Sales of Large Pickups in the US rose by 6% in Q2 2016 to 561,915 vehicles, after showing a 5% increase in Q1. This is one of the most important segments for the Detroit-3, with these kinds of volumes and the huge profit margins they earn on this type of vehicle. It’s a cut-throat market and the vehicles are marketed with their toughness, towing and hauling capacities and masculinity. However, with fuel economy becoming ever more important in this segment as well, Ford switched to an all-aluminum body for its thirteenth generation F-150, launched last year. And in Q2, its main rival Chevrolet first took a stab at Ford, showing TV ads where a load of concrete blocks and the corner of a toolbox are dumped into the F-150’s bed, gashing it, while the same actions in the Silverado’s steel bed result in nothing more but dings and scratches. Unfortunately for GM, the ads didn’t work as desired, with the Ford gaining 16% and the Silverado losing 3% of its volume.
Sales of Large Pickups in the US rose by 5% in Q1 2016 to 508,392 vehicles, which seems like a lot but is in fact 18% lower then the quarterly sales record for the segment over the past ten years (622,244, in Q3 2006). With all models in the segment being relatively fresh, with the exception of the aging Toyota Tundra, one can reasonably expect growth to continue in the coming quarters, at least until gas prices rise and customers start switching to smaller pickups.
Sales of Large Pick-up trucks in the US were up 5.2% in 2015 to 2,187,703 units, and 35.6% of those sales were the best selling vehicle in the US for 35 years running: the Ford F-series. However, as the F-series suffered from slow summer sales due to the change-over to the new, aluminum-bodied generation, the Chevrolet Silverado and GMC Sierra duo combined outsell their main rival for the first time since 2009. The two GM trucks are the only ones to gain share in the segment. Still, a 4% increase to over 780,000 Ford pick-up trucks is the highest volume for the nameplate since 2006, but a long way from the almost 940,000 sales in 2004.
The Large Pick-up segment grew by 8% in the third quarter of the year, and 5% in the first three quarters of 2015.

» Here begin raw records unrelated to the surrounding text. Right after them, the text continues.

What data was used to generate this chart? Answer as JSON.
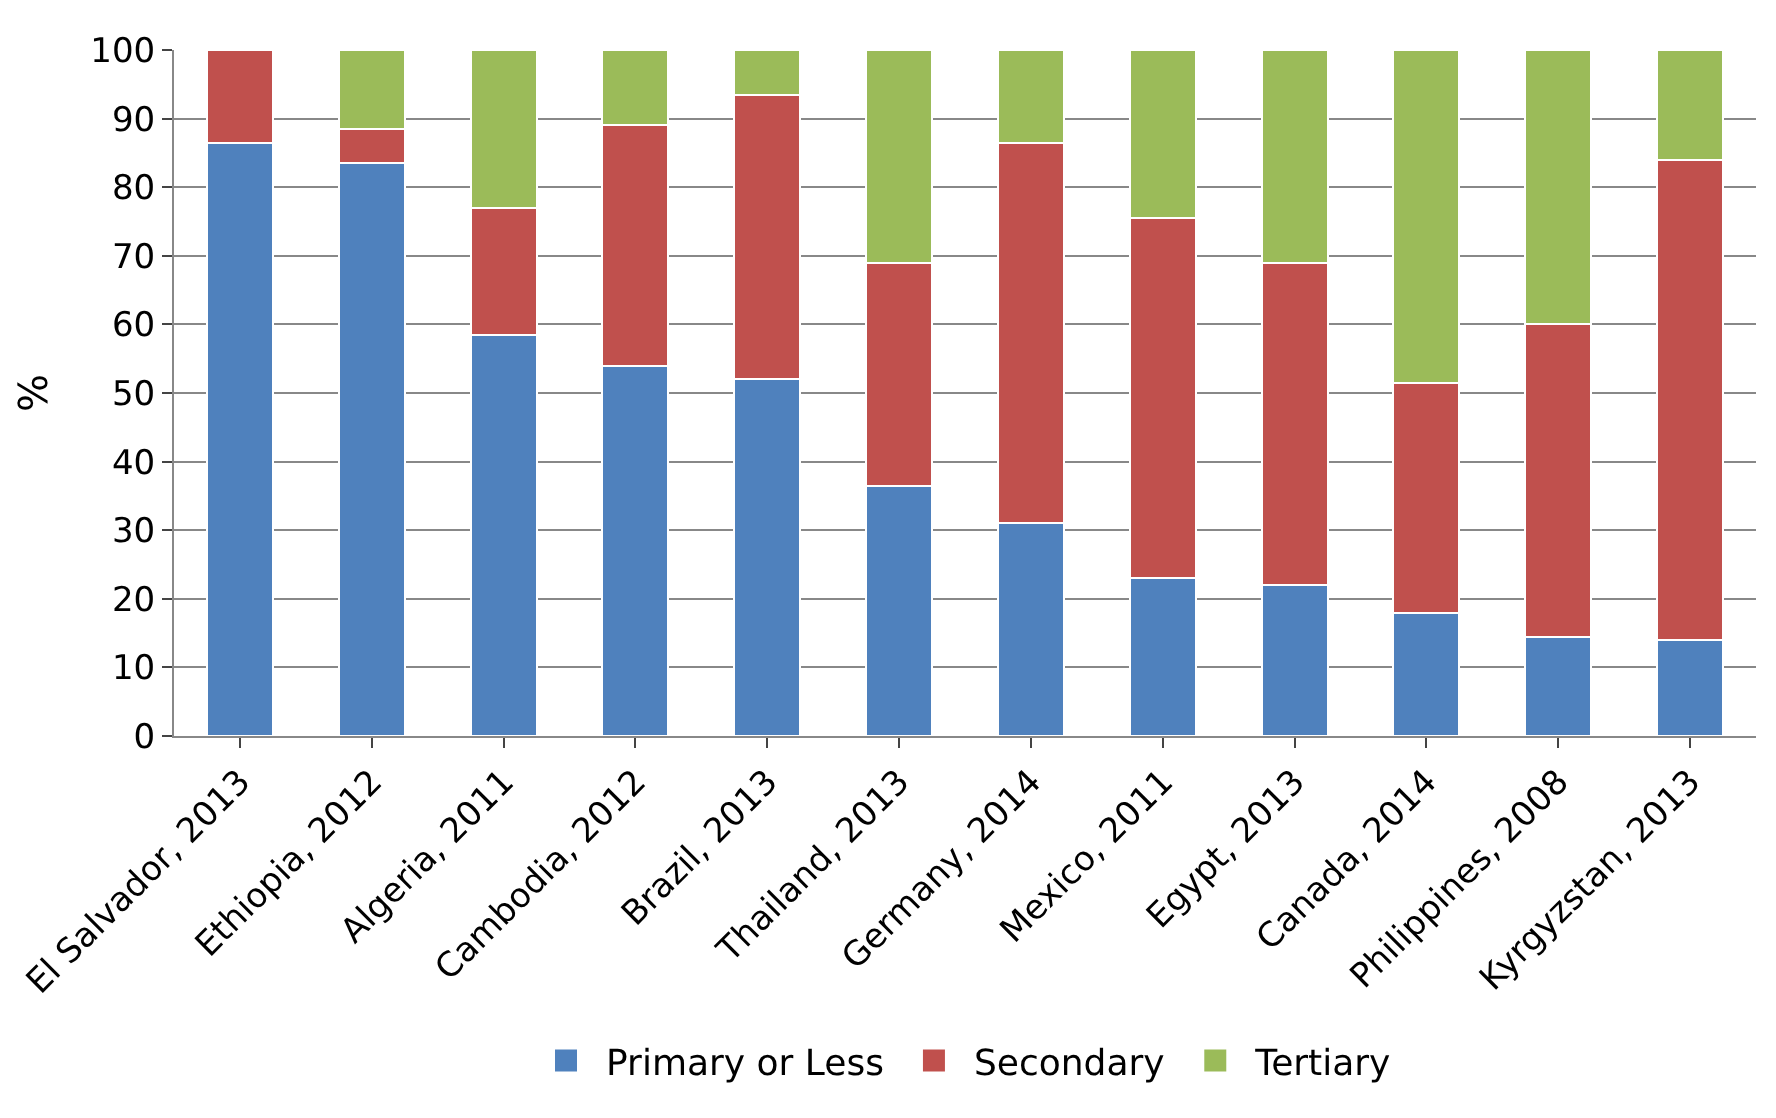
{
  "chart_data": {
    "type": "bar",
    "stacked": true,
    "ylabel": "%",
    "categories": [
      "El Salvador, 2013",
      "Ethiopia, 2012",
      "Algeria, 2011",
      "Cambodia, 2012",
      "Brazil, 2013",
      "Thailand, 2013",
      "Germany, 2014",
      "Mexico, 2011",
      "Egypt, 2013",
      "Canada, 2014",
      "Philippines, 2008",
      "Kyrgyzstan, 2013"
    ],
    "series": [
      {
        "name": "Primary or Less",
        "color": "#4f81bd",
        "values": [
          86.5,
          83.5,
          58.5,
          54,
          52,
          36.5,
          31,
          23,
          22,
          18,
          14.5,
          14
        ]
      },
      {
        "name": "Secondary",
        "color": "#c0504d",
        "values": [
          13.5,
          5,
          18.5,
          35,
          41.5,
          32.5,
          55.5,
          52.5,
          47,
          33.5,
          45.5,
          70
        ]
      },
      {
        "name": "Tertiary",
        "color": "#9bbb59",
        "values": [
          null,
          11.5,
          23,
          11,
          6.5,
          31,
          13.5,
          24.5,
          31,
          48.5,
          40,
          16
        ]
      }
    ],
    "ylim": [
      0,
      100
    ],
    "yticks": [
      0,
      10,
      20,
      30,
      40,
      50,
      60,
      70,
      80,
      90,
      100
    ],
    "grid": "y",
    "legend": "bottom"
  }
}
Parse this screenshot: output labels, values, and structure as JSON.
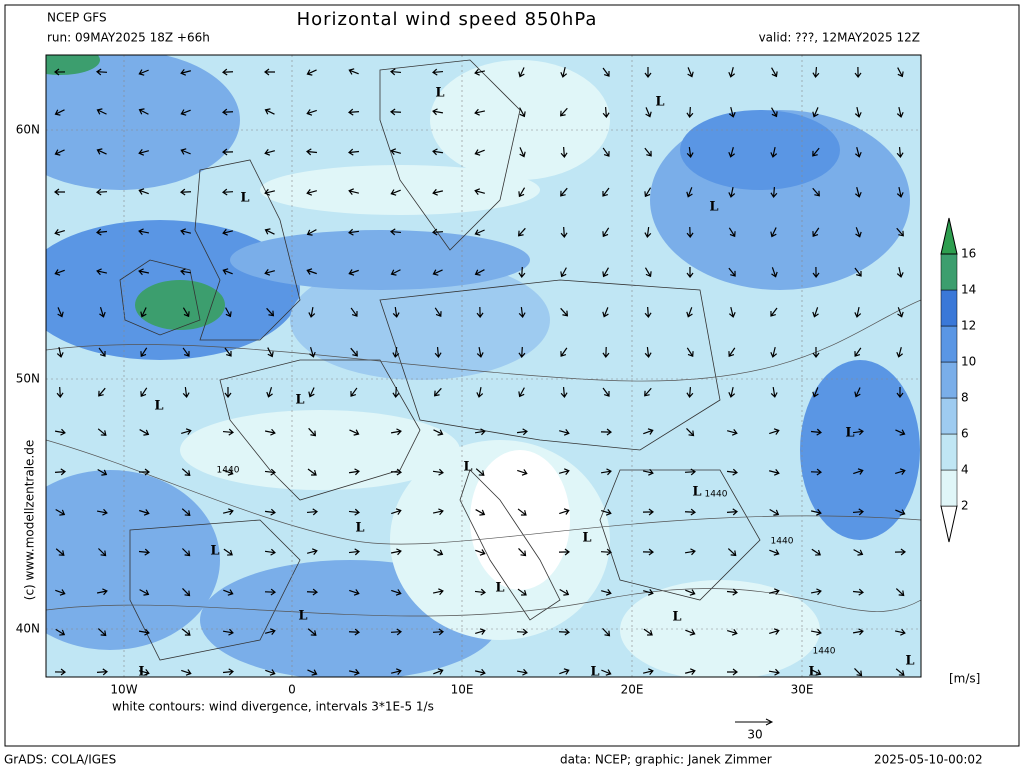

Sales of cars in September 2015 were up by a whopping 16% compared to September 2014, an incredible rise given that they only grew by 4% between the first half of 2014 and 2015. Since sales in the US are cyclical by calendar year it’s hard to imagine this growth is driven by any particular effort on behalf of the manufacturers to move more metal off the forecourts. Rather, it’s probably a result of continually improving economic conditions, low gas price and, possibly more than most, people wanting to take advantage of low lease rates before the Federal Reserve Board raises interest rates later this year.
The question on everyone’s mind must be “how much was VW hurt by Dieselgate”? The answer is that it does not seem to have been hurt badly at all, with sales actually growing by 1%. Sure, that’s much worse than the market on average, but it’s not like VW was gaining sales before the scandal hit anyway. The fact is it may take time for the sales figures to fully reflect the extent of the damage – October will give us a better look.